The temperature, pressure and humidity logging are especially helpful for
monitoring core facilities to help ensure the room environment stays within
specifications for the equipment.  The light sensor also has a massive
dynamic range of 600,000,000:1 and a minimum sensitivity below 1 nW/cm^2
(the lowest intensity our calibrated meter could measure).

If you have never built or ordered a PCB board, I also wrote up a quick
ordering/assembly guide (it's easier and cheaper than you think):
https://github.com/Llamero/Light_Color_and_Intensity_Datalogger/blob/master/Data%20logger%20assembly%20manual.pdf

For those that have never reflow soldered, reflow PCB board assembly in
general requires no special skills other than being able to put parts in
the right place, and can even be done with a skillet:
https://www.sparkfun.com/tutorials/59.  This makes reflow PCB assembly very
similar to a Lego kit, and this one only has 20 parts.  The Teensy also
mounts to a double-wide header that breaks out all the pins, so that
additional peripheral components can be easily attached, such as wifi or
bluetooth breakout boards: https://www.adafruit.com/product/2999.

The logger is driven by a Teensy 3.6 so it can be programmed similarly to
an Arduino, and a user interface has already been implemented for it:
https://github.com/Llamero/Light_Color_and_Intensity_Datalogger/tree/master/Datalogger_Driver


The logger records the data points to an SD card as a *.csv file:
https://github.com/Llamero/Light_Color_and_Intensity_Datalogger/tree/master/Sample%20Log%20Files


With a sample rate of 2Hz the logger can record for over 200 days on a
single battery pack, and 5.2 years on a single SD card.  The battery packs
are hot-swappable and/or the logger can be externally powered via USB for
continuous operation.

Here are a few additional specs:
Current draw: 250 µA on standby, 700 µA while sampling (depending on the SD
card)
Sample rate: 1 Hz to 1e-8 Hz (once every 8 months)
Samples per file: 65535 (Excel compatible)
SD Format: FAT32
Air sensor: BME280 (https://www.adafruit.com/product/2652)
Light sensor: TSL2591 (https://www.adafruit.com/product/1980)
Color Sensor: TCS34725 (https://www.adafruit.com/product/1356)

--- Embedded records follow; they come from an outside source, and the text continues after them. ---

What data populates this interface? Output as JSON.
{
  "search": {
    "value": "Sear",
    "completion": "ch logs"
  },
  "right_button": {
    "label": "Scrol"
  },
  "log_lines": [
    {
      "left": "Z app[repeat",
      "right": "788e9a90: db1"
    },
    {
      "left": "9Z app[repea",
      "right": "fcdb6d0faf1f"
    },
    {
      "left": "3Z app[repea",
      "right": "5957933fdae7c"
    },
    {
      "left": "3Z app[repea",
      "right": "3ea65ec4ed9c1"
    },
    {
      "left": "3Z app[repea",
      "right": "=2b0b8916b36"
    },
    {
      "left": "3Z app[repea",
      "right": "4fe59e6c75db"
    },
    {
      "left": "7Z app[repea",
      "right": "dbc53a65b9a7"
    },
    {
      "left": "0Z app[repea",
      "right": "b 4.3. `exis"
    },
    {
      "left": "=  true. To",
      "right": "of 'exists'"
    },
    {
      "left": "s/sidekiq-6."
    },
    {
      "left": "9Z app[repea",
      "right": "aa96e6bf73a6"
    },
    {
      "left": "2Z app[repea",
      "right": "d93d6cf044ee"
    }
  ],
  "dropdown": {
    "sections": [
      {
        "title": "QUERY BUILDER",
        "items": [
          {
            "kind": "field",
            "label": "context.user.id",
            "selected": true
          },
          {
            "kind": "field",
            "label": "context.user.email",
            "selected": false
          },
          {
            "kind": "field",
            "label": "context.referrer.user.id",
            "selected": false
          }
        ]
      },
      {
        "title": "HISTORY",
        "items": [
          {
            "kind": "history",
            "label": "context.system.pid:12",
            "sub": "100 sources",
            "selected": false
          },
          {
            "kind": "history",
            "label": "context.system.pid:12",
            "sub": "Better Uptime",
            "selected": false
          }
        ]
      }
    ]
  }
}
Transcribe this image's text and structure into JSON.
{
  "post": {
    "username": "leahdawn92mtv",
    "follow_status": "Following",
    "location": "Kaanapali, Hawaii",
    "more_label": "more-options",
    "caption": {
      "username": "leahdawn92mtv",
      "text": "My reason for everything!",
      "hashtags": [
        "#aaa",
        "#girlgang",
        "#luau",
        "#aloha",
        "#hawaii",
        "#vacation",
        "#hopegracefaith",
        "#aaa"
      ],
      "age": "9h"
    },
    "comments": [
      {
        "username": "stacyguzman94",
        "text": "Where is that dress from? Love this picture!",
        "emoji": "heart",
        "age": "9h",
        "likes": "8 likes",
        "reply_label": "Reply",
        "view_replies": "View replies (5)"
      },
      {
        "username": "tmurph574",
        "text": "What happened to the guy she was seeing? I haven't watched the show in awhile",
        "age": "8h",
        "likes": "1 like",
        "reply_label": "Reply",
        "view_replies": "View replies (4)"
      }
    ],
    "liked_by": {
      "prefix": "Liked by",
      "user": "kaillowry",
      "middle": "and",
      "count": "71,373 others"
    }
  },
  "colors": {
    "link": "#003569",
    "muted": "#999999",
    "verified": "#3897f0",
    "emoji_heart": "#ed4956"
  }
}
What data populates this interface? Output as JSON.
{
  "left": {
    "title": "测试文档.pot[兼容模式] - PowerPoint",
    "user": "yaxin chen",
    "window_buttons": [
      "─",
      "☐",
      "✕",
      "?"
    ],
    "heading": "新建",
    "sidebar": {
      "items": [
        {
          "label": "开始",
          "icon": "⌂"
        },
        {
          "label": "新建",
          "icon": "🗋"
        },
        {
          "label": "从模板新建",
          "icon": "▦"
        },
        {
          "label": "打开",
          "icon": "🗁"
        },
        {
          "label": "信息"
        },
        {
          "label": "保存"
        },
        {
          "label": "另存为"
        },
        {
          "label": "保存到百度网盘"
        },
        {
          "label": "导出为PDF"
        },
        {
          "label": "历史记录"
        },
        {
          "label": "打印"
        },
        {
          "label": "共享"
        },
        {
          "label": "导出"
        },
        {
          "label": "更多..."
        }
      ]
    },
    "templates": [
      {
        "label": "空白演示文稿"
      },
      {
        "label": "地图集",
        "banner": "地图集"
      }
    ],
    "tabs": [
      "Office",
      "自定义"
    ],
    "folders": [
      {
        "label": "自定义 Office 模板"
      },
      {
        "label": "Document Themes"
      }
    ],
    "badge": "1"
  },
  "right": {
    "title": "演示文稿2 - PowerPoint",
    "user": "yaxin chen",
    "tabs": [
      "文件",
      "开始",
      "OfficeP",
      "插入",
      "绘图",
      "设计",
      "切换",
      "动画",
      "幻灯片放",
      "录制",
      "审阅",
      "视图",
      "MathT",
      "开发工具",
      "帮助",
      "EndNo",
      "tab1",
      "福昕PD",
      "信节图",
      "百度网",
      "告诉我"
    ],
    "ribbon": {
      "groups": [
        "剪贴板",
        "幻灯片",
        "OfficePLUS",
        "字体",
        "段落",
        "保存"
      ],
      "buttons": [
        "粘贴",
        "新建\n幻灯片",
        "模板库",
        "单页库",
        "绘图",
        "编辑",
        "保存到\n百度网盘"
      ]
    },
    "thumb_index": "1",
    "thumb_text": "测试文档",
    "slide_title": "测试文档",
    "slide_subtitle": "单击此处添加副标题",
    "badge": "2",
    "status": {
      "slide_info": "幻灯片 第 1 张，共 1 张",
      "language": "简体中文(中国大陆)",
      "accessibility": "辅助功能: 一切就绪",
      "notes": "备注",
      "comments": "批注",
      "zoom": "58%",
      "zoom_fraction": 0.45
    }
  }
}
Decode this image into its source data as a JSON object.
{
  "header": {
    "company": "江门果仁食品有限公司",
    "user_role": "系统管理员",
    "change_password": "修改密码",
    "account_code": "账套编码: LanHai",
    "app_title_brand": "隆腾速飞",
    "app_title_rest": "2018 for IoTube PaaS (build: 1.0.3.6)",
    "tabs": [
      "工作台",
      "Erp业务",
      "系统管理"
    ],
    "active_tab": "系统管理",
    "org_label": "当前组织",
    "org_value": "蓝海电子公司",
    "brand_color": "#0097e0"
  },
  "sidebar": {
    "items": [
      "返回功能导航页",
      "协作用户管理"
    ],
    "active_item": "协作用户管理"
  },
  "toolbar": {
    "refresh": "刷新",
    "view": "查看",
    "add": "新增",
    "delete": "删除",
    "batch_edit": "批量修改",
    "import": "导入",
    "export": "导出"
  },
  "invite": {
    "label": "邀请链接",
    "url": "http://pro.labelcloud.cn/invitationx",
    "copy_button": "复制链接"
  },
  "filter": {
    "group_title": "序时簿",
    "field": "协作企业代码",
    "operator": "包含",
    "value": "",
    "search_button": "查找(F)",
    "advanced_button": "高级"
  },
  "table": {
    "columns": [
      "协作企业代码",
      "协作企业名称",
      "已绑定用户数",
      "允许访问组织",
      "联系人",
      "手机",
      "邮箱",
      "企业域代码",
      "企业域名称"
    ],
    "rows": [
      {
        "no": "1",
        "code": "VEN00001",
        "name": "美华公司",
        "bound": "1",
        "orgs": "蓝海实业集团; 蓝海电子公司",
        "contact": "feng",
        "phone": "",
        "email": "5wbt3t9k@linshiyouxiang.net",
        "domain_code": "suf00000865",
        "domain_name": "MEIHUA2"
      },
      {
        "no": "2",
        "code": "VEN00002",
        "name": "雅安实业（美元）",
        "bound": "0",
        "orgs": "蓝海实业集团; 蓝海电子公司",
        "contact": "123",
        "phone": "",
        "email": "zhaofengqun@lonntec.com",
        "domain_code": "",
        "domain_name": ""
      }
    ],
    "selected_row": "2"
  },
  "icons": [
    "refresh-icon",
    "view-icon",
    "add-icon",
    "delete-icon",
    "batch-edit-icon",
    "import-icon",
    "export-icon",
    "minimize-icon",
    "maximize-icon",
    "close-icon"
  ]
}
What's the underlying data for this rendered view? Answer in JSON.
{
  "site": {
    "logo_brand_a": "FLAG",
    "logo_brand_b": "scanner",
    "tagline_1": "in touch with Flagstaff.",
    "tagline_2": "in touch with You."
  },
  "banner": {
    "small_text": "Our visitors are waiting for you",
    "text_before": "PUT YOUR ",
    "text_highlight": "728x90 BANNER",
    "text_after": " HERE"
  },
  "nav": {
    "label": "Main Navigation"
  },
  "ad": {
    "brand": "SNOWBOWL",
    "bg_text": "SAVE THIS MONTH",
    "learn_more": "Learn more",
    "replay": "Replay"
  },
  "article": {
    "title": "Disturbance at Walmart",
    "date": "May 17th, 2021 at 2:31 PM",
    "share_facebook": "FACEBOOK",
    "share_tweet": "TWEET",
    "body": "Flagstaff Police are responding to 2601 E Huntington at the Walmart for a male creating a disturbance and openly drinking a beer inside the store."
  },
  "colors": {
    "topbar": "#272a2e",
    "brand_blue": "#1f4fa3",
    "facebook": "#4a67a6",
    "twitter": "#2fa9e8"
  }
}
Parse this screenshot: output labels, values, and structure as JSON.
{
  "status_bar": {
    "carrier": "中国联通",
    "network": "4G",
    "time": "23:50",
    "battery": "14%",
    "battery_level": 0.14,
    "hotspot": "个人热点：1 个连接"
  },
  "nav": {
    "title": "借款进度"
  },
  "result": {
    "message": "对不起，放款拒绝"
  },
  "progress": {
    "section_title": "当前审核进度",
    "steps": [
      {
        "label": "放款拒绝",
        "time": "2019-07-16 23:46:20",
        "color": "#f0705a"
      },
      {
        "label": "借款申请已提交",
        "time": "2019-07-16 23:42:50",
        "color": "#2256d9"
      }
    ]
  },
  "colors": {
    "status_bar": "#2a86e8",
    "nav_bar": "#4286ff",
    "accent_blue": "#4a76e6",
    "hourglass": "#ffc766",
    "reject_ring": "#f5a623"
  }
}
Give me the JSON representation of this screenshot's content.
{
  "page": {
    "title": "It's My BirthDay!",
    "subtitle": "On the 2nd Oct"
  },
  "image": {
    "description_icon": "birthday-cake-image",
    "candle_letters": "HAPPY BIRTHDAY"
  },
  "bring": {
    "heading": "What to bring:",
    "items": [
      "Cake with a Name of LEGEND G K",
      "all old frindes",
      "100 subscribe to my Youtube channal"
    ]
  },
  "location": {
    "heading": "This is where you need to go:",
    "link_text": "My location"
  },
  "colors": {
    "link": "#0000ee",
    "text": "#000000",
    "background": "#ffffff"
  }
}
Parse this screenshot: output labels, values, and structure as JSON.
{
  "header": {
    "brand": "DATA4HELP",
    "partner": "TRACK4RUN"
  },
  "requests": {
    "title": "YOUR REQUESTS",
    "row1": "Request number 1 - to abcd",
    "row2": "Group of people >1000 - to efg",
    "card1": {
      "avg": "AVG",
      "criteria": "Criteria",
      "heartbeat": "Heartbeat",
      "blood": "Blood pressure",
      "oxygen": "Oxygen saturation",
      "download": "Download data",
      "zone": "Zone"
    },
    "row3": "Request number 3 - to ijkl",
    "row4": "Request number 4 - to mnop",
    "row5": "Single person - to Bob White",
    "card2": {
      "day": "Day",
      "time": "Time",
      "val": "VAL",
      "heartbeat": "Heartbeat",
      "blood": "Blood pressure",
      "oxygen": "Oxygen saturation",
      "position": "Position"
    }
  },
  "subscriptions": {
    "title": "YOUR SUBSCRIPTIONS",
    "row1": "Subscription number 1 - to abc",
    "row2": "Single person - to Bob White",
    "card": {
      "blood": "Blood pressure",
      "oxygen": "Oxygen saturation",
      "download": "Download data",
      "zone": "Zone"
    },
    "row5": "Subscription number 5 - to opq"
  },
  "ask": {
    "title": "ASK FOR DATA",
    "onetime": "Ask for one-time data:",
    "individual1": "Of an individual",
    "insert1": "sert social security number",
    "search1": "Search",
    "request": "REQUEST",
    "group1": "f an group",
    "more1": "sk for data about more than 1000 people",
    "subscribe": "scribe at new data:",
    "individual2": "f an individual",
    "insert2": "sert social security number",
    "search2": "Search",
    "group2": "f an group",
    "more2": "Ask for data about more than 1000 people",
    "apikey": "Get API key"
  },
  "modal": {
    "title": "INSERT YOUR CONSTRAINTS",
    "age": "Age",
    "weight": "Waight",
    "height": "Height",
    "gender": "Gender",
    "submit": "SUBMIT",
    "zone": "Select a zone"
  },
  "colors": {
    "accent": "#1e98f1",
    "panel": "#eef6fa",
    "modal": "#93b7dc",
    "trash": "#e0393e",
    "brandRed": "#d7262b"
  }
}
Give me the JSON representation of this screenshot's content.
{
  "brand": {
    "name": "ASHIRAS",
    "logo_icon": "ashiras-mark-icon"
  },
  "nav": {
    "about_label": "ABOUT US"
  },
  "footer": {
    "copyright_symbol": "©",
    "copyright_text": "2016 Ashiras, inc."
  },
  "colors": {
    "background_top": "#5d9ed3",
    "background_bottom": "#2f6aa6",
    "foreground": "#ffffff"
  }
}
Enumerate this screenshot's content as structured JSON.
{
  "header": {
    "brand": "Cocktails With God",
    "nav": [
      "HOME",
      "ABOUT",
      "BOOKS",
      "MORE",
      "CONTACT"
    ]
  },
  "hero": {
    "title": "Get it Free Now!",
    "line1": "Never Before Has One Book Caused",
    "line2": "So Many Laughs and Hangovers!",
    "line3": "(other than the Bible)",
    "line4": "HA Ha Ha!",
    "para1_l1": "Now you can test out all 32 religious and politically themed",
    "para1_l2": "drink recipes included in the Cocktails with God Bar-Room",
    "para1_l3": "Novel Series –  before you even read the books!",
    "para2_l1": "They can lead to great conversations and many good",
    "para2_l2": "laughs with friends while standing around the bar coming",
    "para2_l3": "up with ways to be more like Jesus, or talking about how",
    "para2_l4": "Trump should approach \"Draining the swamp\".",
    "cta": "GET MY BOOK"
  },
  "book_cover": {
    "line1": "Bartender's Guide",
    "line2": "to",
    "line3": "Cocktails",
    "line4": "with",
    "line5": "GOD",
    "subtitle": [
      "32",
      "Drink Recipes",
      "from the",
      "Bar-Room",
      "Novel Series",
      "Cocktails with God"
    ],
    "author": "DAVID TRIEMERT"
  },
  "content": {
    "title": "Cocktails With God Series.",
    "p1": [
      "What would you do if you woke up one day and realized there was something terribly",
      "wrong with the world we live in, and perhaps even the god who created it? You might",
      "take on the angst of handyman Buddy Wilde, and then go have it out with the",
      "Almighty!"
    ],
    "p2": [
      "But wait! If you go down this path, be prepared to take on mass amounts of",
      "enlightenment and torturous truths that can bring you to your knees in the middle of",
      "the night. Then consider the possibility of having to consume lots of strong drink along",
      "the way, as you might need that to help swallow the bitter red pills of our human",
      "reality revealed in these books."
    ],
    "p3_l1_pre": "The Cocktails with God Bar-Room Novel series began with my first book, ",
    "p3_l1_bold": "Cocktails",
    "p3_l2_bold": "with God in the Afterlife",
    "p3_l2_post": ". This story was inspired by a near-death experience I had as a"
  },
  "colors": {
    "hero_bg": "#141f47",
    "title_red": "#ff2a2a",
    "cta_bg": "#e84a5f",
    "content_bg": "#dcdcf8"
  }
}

If you have any questions or suggestions, please feel free to send me an
email or post them on the repository.

Cheers,
   Ben Smith

--
Benjamin E. Smith, Ph. D.
Imaging Specialist, Vision Science
University of California, Berkeley
195 Life Sciences Addition
Berkeley, CA  94720-3200
Tel  (510) 642-9712
Fax (510) 643-6791
e-mail: [hidden email]
https://vision.berkeley.edu/faculty/core-grants-nei/core-grant-microscopic-imaging/

*****
To join, leave or search the confocal microscopy listserv, go to:
http://lists.umn.edu/cgi-bin/wa?A0=confocalmicroscopy
Post images on http://www.imgur.com and include the link in your posting.
*****

Hi Ben,

Congrats , very interesting and really useful device. I wonder if it is
not possible to implement your concept in  a simpler and likely less
expensive way. A smartphone already has all/most  required sensors,
screen, battery, wifi, etc just you need to write code (app) that
periodically  saves sensor reading. And on top on that the smartphone
can perform zillion other functions I recall some lab got a grant to
develop smartphone accessory that converts it into a confocal
microscope.
And pricewise you can by a fancy used smartphone (e.g. Galaxy Note 4, I
have done it) below $100 that is approximately cost of the parts for
your logger.

For me it is funny that todays engineers forget (or are educated in such
way) that a simple device (e.g. thermometer, scales, clock) does not
need to be digital. Primary sensors are not digital at all. No offense,
I understand that  if the device has to be compatible with the "internet
of things" it needs to be controlled by a micro/nano computer. Finally
when we have 10 smart devices per average human being then the  global
internet of things will surpass the complexity of the human brain and
may develop an intelligence/conscience of its own :)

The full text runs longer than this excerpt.